Session 7: Reconciliation as Intention, Reconciliation as Practice
Reflections on the Impact of Japanese Canadians’ Reconciliation
Aya Fujiwara
Japanese Canadians are one of the first groups to reconcile with the Government of Canada for the wartime policies that relocated them from the west coast of British Columbia and interned them coercively. The government’s apology and the Japanese Canadian Redress Agreement signed in 1988 was the result of long-term activism, initiated by Japanese Canadians and their advocates with ministers of State for Multiculturalism. At the same time, it was also motivated by the Asians’ anti-racism and equity movement, which challenged the initial policy of multiculturalism for simply addressing cultural and linguistic rights of ethnic groups. Thus, the federal policy of multiculturalism undoubtedly created the momentum to challenge norms and views by which Canadians had written or commemorated their history. While the government’s official apology and compensation, as a major agent that orchestrated this wartime violence against people of Japanese descent, were powerful gestures which promoted public awareness of wartime injustices against Japanese Canadians committed by Canada, they also had a very complicated impact on the Japanese Canadians as a community in terms of its engagement with Canada’s ethnic diversity. This paper addresses three major issues around official reconciliation, taking the case of Japanese Canadians as an example. First, the official apology ambiguates where the responsibility lies, producing a single body that was involved in anti-Japanese policies during the war. Consequently, it has delayed other organizations, media, and people in recognizing their parts which played a fundamental role in justifying the government’s conduct. Second, while Japanese Canadians’ successful redress movement created the way by which the state responds to its discriminatory actions against other ethnic, racial, and/or religious minorities and indigenous people, the process to gain an official apology was a very complicated one for these marginalized groups. In the case of Japanese Canadians, it caused pain among its members, bringing back their difficult memories, or created conflicts within the Japanese-Canadian community. Finally, the official reconciliation tends to focus public attention to the past, without building a connection to systemic racism and inequality which exist in the current social structure.
Aya Fujiwara received her Ph.D from the Department of History and Classics, University of Alberta in 2007. Her specialty is ethnic and immigration history of Canada with particular focus on Japanese Canadians and Japan-Canada relations.

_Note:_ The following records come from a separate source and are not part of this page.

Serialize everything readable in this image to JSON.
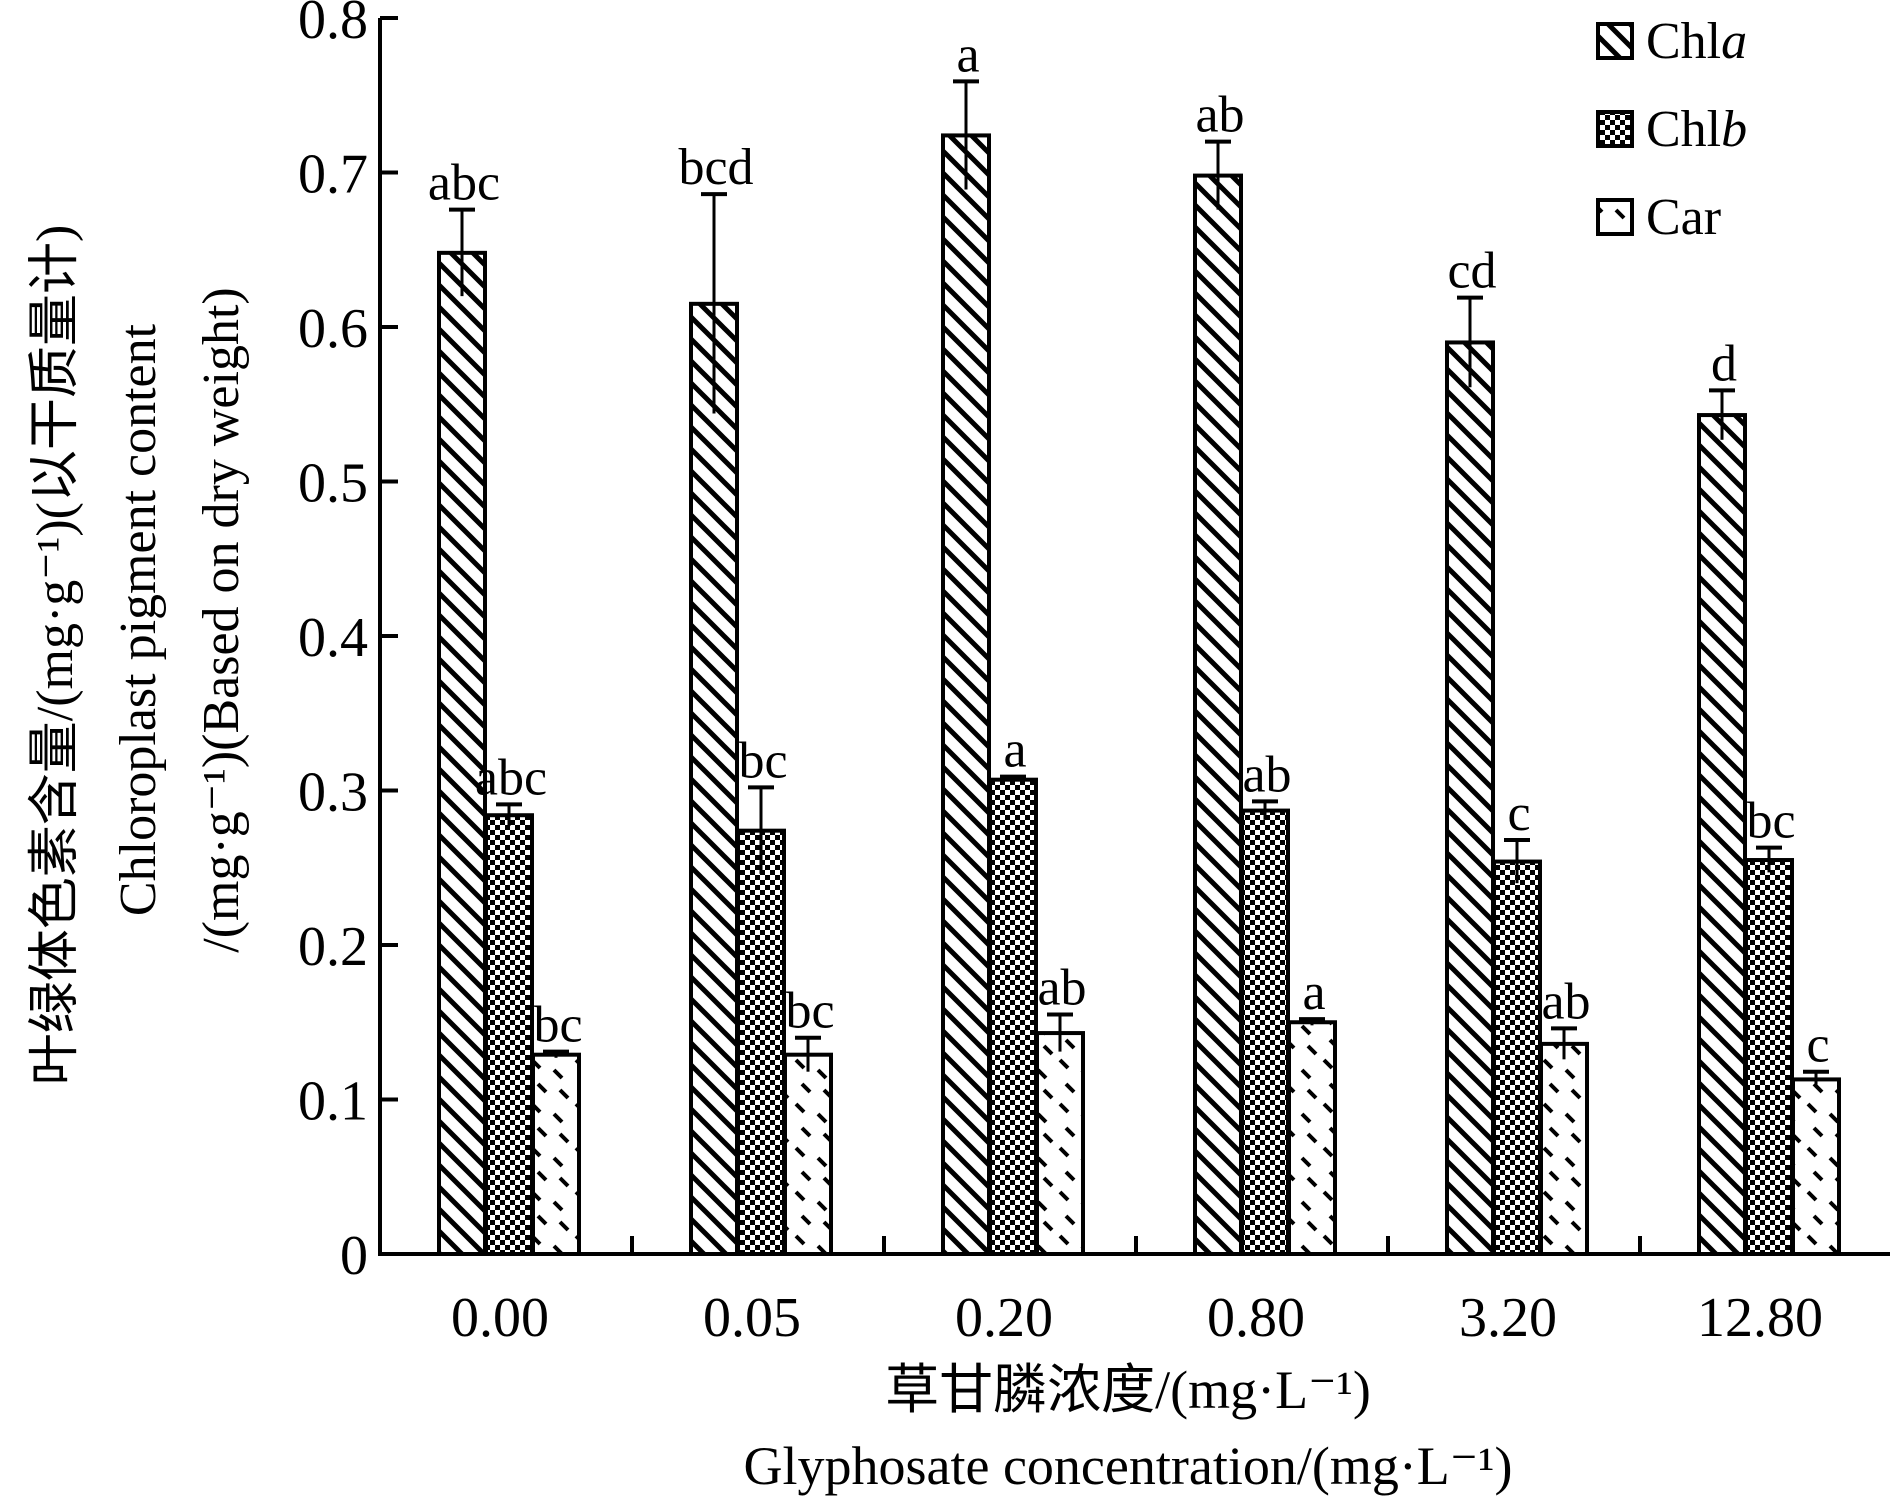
{
  "chart_data": {
    "type": "bar",
    "categories": [
      "0.00",
      "0.05",
      "0.20",
      "0.80",
      "3.20",
      "12.80"
    ],
    "series": [
      {
        "name": "Chla",
        "name_base": "Chl",
        "name_italic": "a",
        "pattern": "diagonal-hatch",
        "values": [
          0.648,
          0.615,
          0.724,
          0.698,
          0.59,
          0.543
        ],
        "errors": [
          0.028,
          0.071,
          0.035,
          0.022,
          0.029,
          0.016
        ],
        "significance": [
          "abc",
          "bcd",
          "a",
          "ab",
          "cd",
          "d"
        ]
      },
      {
        "name": "Chlb",
        "name_base": "Chl",
        "name_italic": "b",
        "pattern": "checker",
        "values": [
          0.284,
          0.274,
          0.307,
          0.287,
          0.254,
          0.255
        ],
        "errors": [
          0.007,
          0.028,
          0.002,
          0.006,
          0.014,
          0.008
        ],
        "significance": [
          "abc",
          "bc",
          "a",
          "ab",
          "c",
          "bc"
        ]
      },
      {
        "name": "Car",
        "name_base": "Car",
        "name_italic": "",
        "pattern": "sparse-dash",
        "values": [
          0.129,
          0.129,
          0.143,
          0.15,
          0.136,
          0.113
        ],
        "errors": [
          0.002,
          0.011,
          0.012,
          0.002,
          0.01,
          0.005
        ],
        "significance": [
          "bc",
          "bc",
          "ab",
          "a",
          "ab",
          "c"
        ]
      }
    ],
    "ylim": [
      0,
      0.8
    ],
    "yticks": [
      "0",
      "0.1",
      "0.2",
      "0.3",
      "0.4",
      "0.5",
      "0.6",
      "0.7",
      "0.8"
    ],
    "ylabel_line1": "叶绿体色素含量/(mg·g⁻¹)(以干质量计)",
    "ylabel_line2": "Chloroplast pigment content",
    "ylabel_line3": "/(mg·g⁻¹)(Based on dry weight)",
    "xlabel_line1": "草甘膦浓度/(mg·L⁻¹)",
    "xlabel_line2": "Glyphosate concentration/(mg·L⁻¹)",
    "legend_position": "top-right",
    "grid": false
  }
}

Born in Japan, she began studying Japanese history but developed an interest in Canadian Studies when she attended the University of British Columbia as an exchange student. Since then, her passion has been to promote strong ties between Japan and Canada. She has served as a political advisor and researcher at the Embassy of Japan in Ottawa in 2008-2009. After that time she held the L.R. Wilson Postdoctoral Fellowship at McMaster University from 2009-2011 where she taught both Canadian and East Asian histories. In 2015, she took the position of Director of the Prince Takamado Japan Centre for Teaching and Research, University of Alberta. She also teaches Modern Japan and Ethnic History in Canada.

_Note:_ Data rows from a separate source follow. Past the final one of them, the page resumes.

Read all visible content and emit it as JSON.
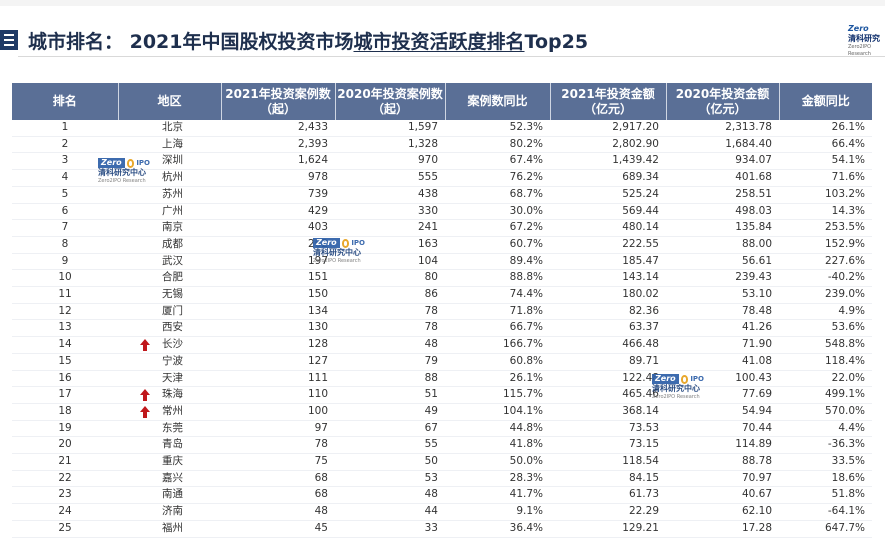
{
  "page": {
    "title_prefix": "城市排名： 2021年中国股权投资市场",
    "title_underlined": "城市投资活跃度排名",
    "title_suffix": "Top25"
  },
  "logo": {
    "brand": "Zero",
    "cn": "清科研究",
    "en": "Zero2IPO Research"
  },
  "watermark": {
    "brand": "Zero",
    "ipo": "IPO",
    "cn": "清科研究中心",
    "en": "Zero2IPO Research"
  },
  "table": {
    "headers": [
      "排名",
      "地区",
      "2021年投资案例数\n（起）",
      "2020年投资案例数\n（起）",
      "案例数同比",
      "2021年投资金额\n（亿元）",
      "2020年投资金额\n（亿元）",
      "金额同比"
    ],
    "rows": [
      [
        "1",
        "北京",
        "2,433",
        "1,597",
        "52.3%",
        "2,917.20",
        "2,313.78",
        "26.1%"
      ],
      [
        "2",
        "上海",
        "2,393",
        "1,328",
        "80.2%",
        "2,802.90",
        "1,684.40",
        "66.4%"
      ],
      [
        "3",
        "深圳",
        "1,624",
        "970",
        "67.4%",
        "1,439.42",
        "934.07",
        "54.1%"
      ],
      [
        "4",
        "杭州",
        "978",
        "555",
        "76.2%",
        "689.34",
        "401.68",
        "71.6%"
      ],
      [
        "5",
        "苏州",
        "739",
        "438",
        "68.7%",
        "525.24",
        "258.51",
        "103.2%"
      ],
      [
        "6",
        "广州",
        "429",
        "330",
        "30.0%",
        "569.44",
        "498.03",
        "14.3%"
      ],
      [
        "7",
        "南京",
        "403",
        "241",
        "67.2%",
        "480.14",
        "135.84",
        "253.5%"
      ],
      [
        "8",
        "成都",
        "262",
        "163",
        "60.7%",
        "222.55",
        "88.00",
        "152.9%"
      ],
      [
        "9",
        "武汉",
        "197",
        "104",
        "89.4%",
        "185.47",
        "56.61",
        "227.6%"
      ],
      [
        "10",
        "合肥",
        "151",
        "80",
        "88.8%",
        "143.14",
        "239.43",
        "-40.2%"
      ],
      [
        "11",
        "无锡",
        "150",
        "86",
        "74.4%",
        "180.02",
        "53.10",
        "239.0%"
      ],
      [
        "12",
        "厦门",
        "134",
        "78",
        "71.8%",
        "82.36",
        "78.48",
        "4.9%"
      ],
      [
        "13",
        "西安",
        "130",
        "78",
        "66.7%",
        "63.37",
        "41.26",
        "53.6%"
      ],
      [
        "14",
        "长沙",
        "128",
        "48",
        "166.7%",
        "466.48",
        "71.90",
        "548.8%"
      ],
      [
        "15",
        "宁波",
        "127",
        "79",
        "60.8%",
        "89.71",
        "41.08",
        "118.4%"
      ],
      [
        "16",
        "天津",
        "111",
        "88",
        "26.1%",
        "122.48",
        "100.43",
        "22.0%"
      ],
      [
        "17",
        "珠海",
        "110",
        "51",
        "115.7%",
        "465.46",
        "77.69",
        "499.1%"
      ],
      [
        "18",
        "常州",
        "100",
        "49",
        "104.1%",
        "368.14",
        "54.94",
        "570.0%"
      ],
      [
        "19",
        "东莞",
        "97",
        "67",
        "44.8%",
        "73.53",
        "70.44",
        "4.4%"
      ],
      [
        "20",
        "青岛",
        "78",
        "55",
        "41.8%",
        "73.15",
        "114.89",
        "-36.3%"
      ],
      [
        "21",
        "重庆",
        "75",
        "50",
        "50.0%",
        "118.54",
        "88.78",
        "33.5%"
      ],
      [
        "22",
        "嘉兴",
        "68",
        "53",
        "28.3%",
        "84.15",
        "70.97",
        "18.6%"
      ],
      [
        "23",
        "南通",
        "68",
        "48",
        "41.7%",
        "61.73",
        "40.67",
        "51.8%"
      ],
      [
        "24",
        "济南",
        "48",
        "44",
        "9.1%",
        "22.29",
        "62.10",
        "-64.1%"
      ],
      [
        "25",
        "福州",
        "45",
        "33",
        "36.4%",
        "129.21",
        "17.28",
        "647.7%"
      ]
    ],
    "up_arrow_ranks": [
      "14",
      "17",
      "18"
    ],
    "arrow_color": "#c0181c",
    "header_color": "#5a6f96"
  }
}
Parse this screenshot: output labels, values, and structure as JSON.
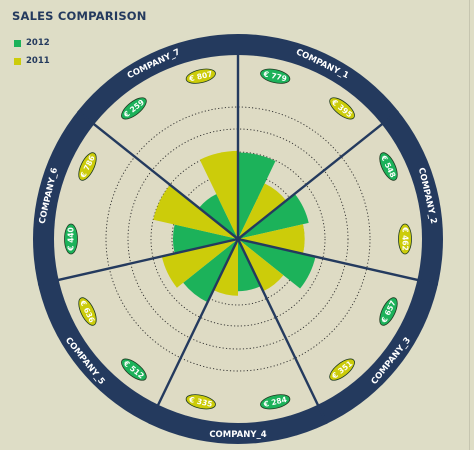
{
  "colors": {
    "series_2012": "#1cb25a",
    "series_2011": "#cccc0a",
    "ring": "#243a5e",
    "background": "#deddc6",
    "inner_disc": "#dedbc4",
    "label_text": "#ffffff",
    "title_text": "#243a5e"
  },
  "chart_data": {
    "type": "polar-area",
    "title": "SALES COMPARISON",
    "legend_position": "top-left",
    "categories": [
      "COMPANY_1",
      "COMPANY_2",
      "COMPANY_3",
      "COMPANY_4",
      "COMPANY_5",
      "COMPANY_6",
      "COMPANY_7"
    ],
    "series": [
      {
        "name": "2012",
        "values": [
          779,
          548,
          657,
          284,
          512,
          440,
          259
        ],
        "labels": [
          "€ 779",
          "€ 548",
          "€ 657",
          "€ 284",
          "€ 512",
          "€ 440",
          "€ 259"
        ]
      },
      {
        "name": "2011",
        "values": [
          395,
          462,
          351,
          335,
          636,
          786,
          807
        ],
        "labels": [
          "€ 395",
          "€ 462",
          "€ 351",
          "€ 335",
          "€ 636",
          "€ 786",
          "€ 807"
        ]
      }
    ],
    "grid": "dotted circles"
  }
}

“Unsettled” Teachings: Thinking Pedagogically about Decolonized Settlement Work
Alexandru Caldararu
This presentation proposes to explore how work done in the “helping” professions can be thought of in a pedagogic light. Professional “helpers” often occupy a role that mirrors that of a teacher in the lives of newcomers to Canada, and immigrant service-providing agencies share knowledge that plays a vital role in the integration of newcomers into Canadian society. However, these agencies receive significant portions of their operating grants from the federal government and are thus expected to engage only in activities that are sanctioned by their benefactors. This raises important questions about what newcomers learn about Canada from state-funded, nonprofit service-providing agencies, and more significantly, what they do not. This presentation would thus provide space for dialogue that examines how current approaches to newcomer support augment the settlement continuum in Canada, and how a new pedagogy of decolonized settlement work can help “unsettle” our conceptions of what it means to be “Canadian.”

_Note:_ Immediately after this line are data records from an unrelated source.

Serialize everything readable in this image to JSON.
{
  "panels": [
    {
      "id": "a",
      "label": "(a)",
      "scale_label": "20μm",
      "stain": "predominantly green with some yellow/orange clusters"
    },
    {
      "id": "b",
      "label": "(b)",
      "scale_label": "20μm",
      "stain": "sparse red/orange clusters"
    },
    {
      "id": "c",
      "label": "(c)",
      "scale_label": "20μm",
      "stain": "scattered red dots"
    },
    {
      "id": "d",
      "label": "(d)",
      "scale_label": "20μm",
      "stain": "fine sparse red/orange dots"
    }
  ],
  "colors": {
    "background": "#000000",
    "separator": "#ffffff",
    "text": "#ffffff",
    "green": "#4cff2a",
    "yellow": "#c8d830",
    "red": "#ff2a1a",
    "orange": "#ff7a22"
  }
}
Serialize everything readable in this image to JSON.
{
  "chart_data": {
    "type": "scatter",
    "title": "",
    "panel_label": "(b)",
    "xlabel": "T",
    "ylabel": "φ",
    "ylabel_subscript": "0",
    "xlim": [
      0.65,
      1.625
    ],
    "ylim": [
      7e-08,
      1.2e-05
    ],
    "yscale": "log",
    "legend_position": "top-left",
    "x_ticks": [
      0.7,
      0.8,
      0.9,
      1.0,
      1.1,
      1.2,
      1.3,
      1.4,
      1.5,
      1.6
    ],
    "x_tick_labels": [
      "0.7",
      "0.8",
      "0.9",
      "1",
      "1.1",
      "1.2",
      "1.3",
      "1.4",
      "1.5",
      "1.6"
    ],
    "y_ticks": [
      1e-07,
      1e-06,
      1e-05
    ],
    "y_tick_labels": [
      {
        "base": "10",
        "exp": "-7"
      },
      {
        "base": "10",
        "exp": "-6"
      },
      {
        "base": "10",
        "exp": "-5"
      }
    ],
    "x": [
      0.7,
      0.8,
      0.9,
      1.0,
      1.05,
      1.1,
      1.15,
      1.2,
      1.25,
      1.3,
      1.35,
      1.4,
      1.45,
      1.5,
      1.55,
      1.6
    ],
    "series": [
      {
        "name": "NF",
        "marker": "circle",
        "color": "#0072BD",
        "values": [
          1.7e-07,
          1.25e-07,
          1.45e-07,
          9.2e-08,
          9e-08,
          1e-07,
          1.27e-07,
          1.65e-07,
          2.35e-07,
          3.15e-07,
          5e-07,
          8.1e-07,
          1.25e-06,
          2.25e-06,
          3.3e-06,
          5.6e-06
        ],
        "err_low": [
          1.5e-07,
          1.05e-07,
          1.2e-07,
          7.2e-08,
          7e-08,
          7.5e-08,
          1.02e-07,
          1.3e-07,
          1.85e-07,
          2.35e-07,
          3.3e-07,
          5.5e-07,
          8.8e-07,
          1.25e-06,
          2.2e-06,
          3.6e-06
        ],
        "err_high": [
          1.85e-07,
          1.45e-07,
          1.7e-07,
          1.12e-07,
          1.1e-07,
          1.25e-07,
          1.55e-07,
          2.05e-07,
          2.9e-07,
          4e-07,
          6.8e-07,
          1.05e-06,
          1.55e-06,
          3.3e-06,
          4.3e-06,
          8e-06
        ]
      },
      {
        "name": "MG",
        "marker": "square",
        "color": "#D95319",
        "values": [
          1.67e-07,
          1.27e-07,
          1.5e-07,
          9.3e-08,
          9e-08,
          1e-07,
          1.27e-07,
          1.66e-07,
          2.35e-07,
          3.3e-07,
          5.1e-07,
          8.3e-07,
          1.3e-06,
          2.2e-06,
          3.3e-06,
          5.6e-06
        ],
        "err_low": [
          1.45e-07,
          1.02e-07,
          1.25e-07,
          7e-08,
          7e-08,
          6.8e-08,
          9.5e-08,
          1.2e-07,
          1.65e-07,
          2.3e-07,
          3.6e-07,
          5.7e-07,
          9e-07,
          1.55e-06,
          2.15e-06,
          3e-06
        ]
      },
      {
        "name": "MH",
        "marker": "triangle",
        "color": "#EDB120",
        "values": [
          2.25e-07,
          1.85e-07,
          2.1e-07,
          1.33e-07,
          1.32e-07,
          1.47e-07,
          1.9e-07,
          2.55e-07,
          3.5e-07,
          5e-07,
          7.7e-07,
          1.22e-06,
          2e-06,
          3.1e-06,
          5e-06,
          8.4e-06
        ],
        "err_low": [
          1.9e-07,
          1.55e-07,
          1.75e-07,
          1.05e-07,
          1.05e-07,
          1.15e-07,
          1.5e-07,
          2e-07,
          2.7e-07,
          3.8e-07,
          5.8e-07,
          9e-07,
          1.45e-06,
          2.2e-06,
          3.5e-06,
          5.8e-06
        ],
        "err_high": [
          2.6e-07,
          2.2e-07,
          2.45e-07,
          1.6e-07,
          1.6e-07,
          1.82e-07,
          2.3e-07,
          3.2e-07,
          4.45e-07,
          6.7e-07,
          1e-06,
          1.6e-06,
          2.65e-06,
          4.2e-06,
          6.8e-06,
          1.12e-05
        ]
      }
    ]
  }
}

Alexandru Caldararu is a Full-Time Instructor and the Program Founder of the Settlement Studies Diploma Program at NorQuest College in Edmonton. Originally an immigrant from Romania, he has spent much of his life involved in social movements dedicated towards socio-economic equity and working in professions that support the integration of newcomers to Canada. He has a Masters in Educational Policy Studies from the University of Alberta, and has a keen interest in working towards the decolonization of the immigration/settlement sector in Canada.